On International Women’s Day earlier this month, women disappeared across media, from the covers of magazines to billboards and posters.
Rosie the Riveter, the WWII icon of the American women workers, disappeared from her iconic poster in a bus shelter. Serena Williams faded from the Beats billboard in Times Square and Scarlett Johansson disappeared from a magazine cover. Vogue, Glamour and Allure magazines issues printed without women on their cover. Across the world, one might have observed some profile pictures that disappeared with a hashtag #NotThere over facebook and Twitter.
The Clinton Foundation, the institution behind this campaign along with media agencies, designated some existing advertisements, posters and other media to cut out women as part of a campaign to call attention to gender inequality. It was a symbolic gesture to say that when it comes to gender equality, we (men and women) are #NotThere yet.

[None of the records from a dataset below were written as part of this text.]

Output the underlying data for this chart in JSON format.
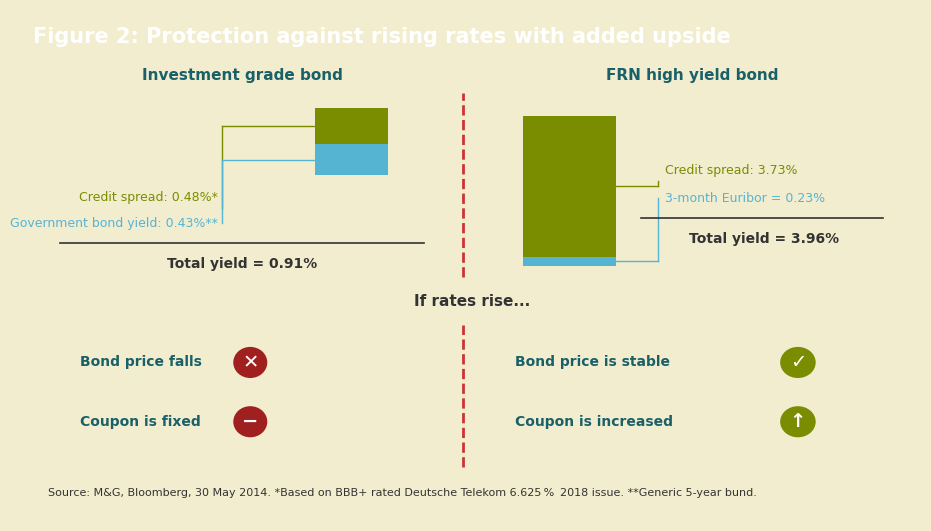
{
  "title": "Figure 2: Protection against rising rates with added upside",
  "title_bg": "#1a6068",
  "title_color": "#ffffff",
  "bg_color": "#f2edcf",
  "panel_bg": "#ffffff",
  "border_color": "#7aab9b",
  "left_title": "Investment grade bond",
  "right_title": "FRN high yield bond",
  "ig_credit_spread": 0.48,
  "ig_gov_yield": 0.43,
  "ig_total_yield": 0.91,
  "ig_credit_label": "Credit spread: 0.48%*",
  "ig_gov_label": "Government bond yield: 0.43%**",
  "ig_total_label": "Total yield = 0.91%",
  "frn_credit_spread": 3.73,
  "frn_euribor": 0.23,
  "frn_total_yield": 3.96,
  "frn_credit_label": "Credit spread: 3.73%",
  "frn_euribor_label": "3-month Euribor = 0.23%",
  "frn_total_label": "Total yield = 3.96%",
  "olive_color": "#7a8c00",
  "sky_color": "#56b4d3",
  "if_rates_text": "If rates rise...",
  "left_bad1": "Bond price falls",
  "left_bad2": "Coupon is fixed",
  "right_good1": "Bond price is stable",
  "right_good2": "Coupon is increased",
  "red_icon": "#a02020",
  "green_icon": "#7a8c00",
  "text_teal": "#1a6068",
  "source_text": "Source: M&G, Bloomberg, 30 May 2014. *Based on BBB+ rated Deutsche Telekom 6.625 %  2018 issue. **Generic 5-year bund."
}
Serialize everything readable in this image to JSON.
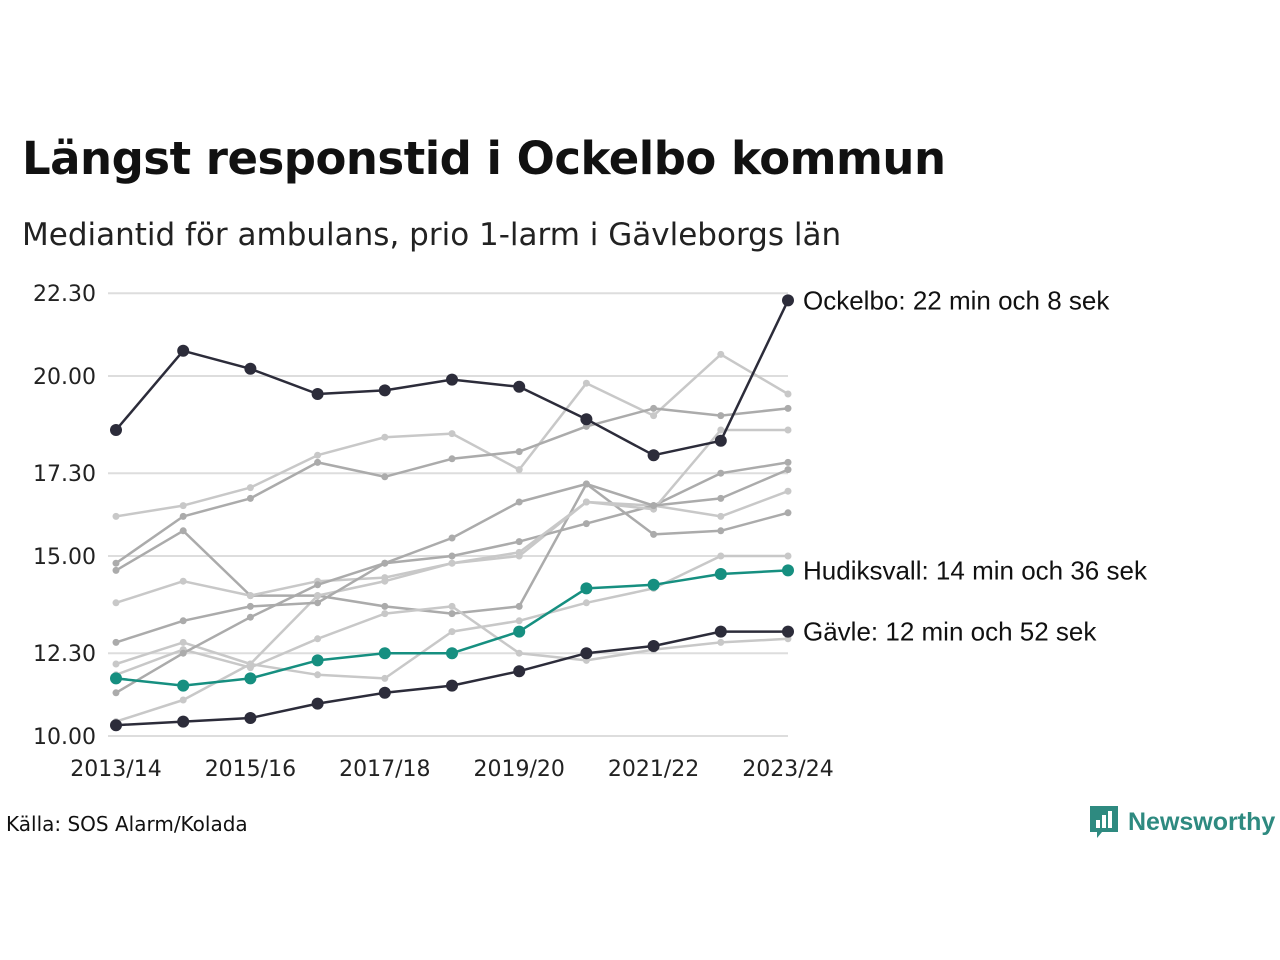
{
  "title": "Längst responstid i Ockelbo kommun",
  "subtitle": "Mediantid för ambulans, prio 1-larm i Gävleborgs län",
  "source": "Källa: SOS Alarm/Kolada",
  "brand": {
    "name": "Newsworthy",
    "color": "#2e8a80",
    "icon": "newsworthy-logo-icon"
  },
  "colors": {
    "dark": "#2c2c3a",
    "accent": "#168f80",
    "muted_light": "#c8c8c8",
    "muted_dark": "#ababab",
    "grid": "#dddddd"
  },
  "chart_data": {
    "type": "line",
    "x": [
      "2013/14",
      "2014/15",
      "2015/16",
      "2016/17",
      "2017/18",
      "2018/19",
      "2019/20",
      "2020/21",
      "2021/22",
      "2022/23",
      "2023/24"
    ],
    "x_tick_labels": [
      "2013/14",
      "2015/16",
      "2017/18",
      "2019/20",
      "2021/22",
      "2023/24"
    ],
    "y_tick_labels": [
      "10.00",
      "12.30",
      "15.00",
      "17.30",
      "20.00",
      "22.30"
    ],
    "ylim": [
      10.0,
      22.5
    ],
    "grid": "horizontal",
    "series": [
      {
        "values": [
          16.1,
          16.4,
          16.9,
          17.8,
          18.3,
          18.4,
          17.4,
          19.8,
          18.9,
          20.6,
          19.5
        ],
        "style": "muted_light"
      },
      {
        "values": [
          14.6,
          15.7,
          13.9,
          13.9,
          13.6,
          13.4,
          13.6,
          17.0,
          15.6,
          15.7,
          16.2
        ],
        "style": "muted_dark"
      },
      {
        "values": [
          13.7,
          14.3,
          13.9,
          14.3,
          14.4,
          14.8,
          15.0,
          16.5,
          16.4,
          16.1,
          16.8
        ],
        "style": "muted_light"
      },
      {
        "values": [
          12.0,
          12.6,
          12.0,
          11.7,
          11.6,
          12.9,
          13.2,
          13.7,
          14.1,
          15.0,
          15.0
        ],
        "style": "muted_light"
      },
      {
        "values": [
          14.8,
          16.1,
          16.6,
          17.6,
          17.2,
          17.7,
          17.9,
          18.6,
          19.1,
          18.9,
          19.1
        ],
        "style": "muted_dark"
      },
      {
        "values": [
          11.7,
          12.4,
          11.9,
          12.7,
          13.4,
          13.6,
          12.3,
          12.1,
          12.4,
          12.6,
          12.7
        ],
        "style": "muted_light"
      },
      {
        "values": [
          11.2,
          12.3,
          13.3,
          14.2,
          14.8,
          15.0,
          15.4,
          15.9,
          16.4,
          17.3,
          17.6
        ],
        "style": "muted_dark"
      },
      {
        "values": [
          10.4,
          11.0,
          12.0,
          13.9,
          14.3,
          14.8,
          15.1,
          16.5,
          16.3,
          18.5,
          18.5
        ],
        "style": "muted_light"
      },
      {
        "values": [
          12.6,
          13.2,
          13.6,
          13.7,
          14.8,
          15.5,
          16.5,
          17.0,
          16.4,
          16.6,
          17.4
        ],
        "style": "muted_dark"
      },
      {
        "name": "Hudiksvall",
        "label": "Hudiksvall: 14 min och 36 sek",
        "values": [
          11.6,
          11.4,
          11.6,
          12.1,
          12.3,
          12.3,
          12.9,
          14.1,
          14.2,
          14.5,
          14.6
        ],
        "style": "accent"
      },
      {
        "name": "Gävle",
        "label": "Gävle: 12 min och 52 sek",
        "values": [
          10.3,
          10.4,
          10.5,
          10.9,
          11.2,
          11.4,
          11.8,
          12.3,
          12.5,
          12.9,
          12.9
        ],
        "style": "dark"
      },
      {
        "name": "Ockelbo",
        "label": "Ockelbo: 22 min och 8 sek",
        "values": [
          18.5,
          20.7,
          20.2,
          19.5,
          19.6,
          19.9,
          19.7,
          18.8,
          17.8,
          18.2,
          22.1
        ],
        "style": "dark"
      }
    ]
  }
}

This act was also intended to drive online traffic to the No Ceilings initiative report on the status of women and girls across the globe.
The Clinton Foundation, founded by former President Bill Clinton, is also using online video, radio and social media to represent the idea that women are “not there” yet in terms of gender equality. Female celebrities, including Cameron Diaz and Amy Poehler, are featured in a video on the campaign’s website, Not-There.org, that explains the effort.
Many companies also participated in this purpose-driven marketing campaign. Along with the mass media company Condé Nast, the sports clothing and accessories company Under Armour and Beats, several other companies gave the Clinton foundation permission to replace their existing ads with modified ones, including the FMCG giant Unilever whose Dove brand in particular has a number of successful ad campaigns directed at women. The media space was donated or provided at a discount while the foundation covered the cost of printing the altered material.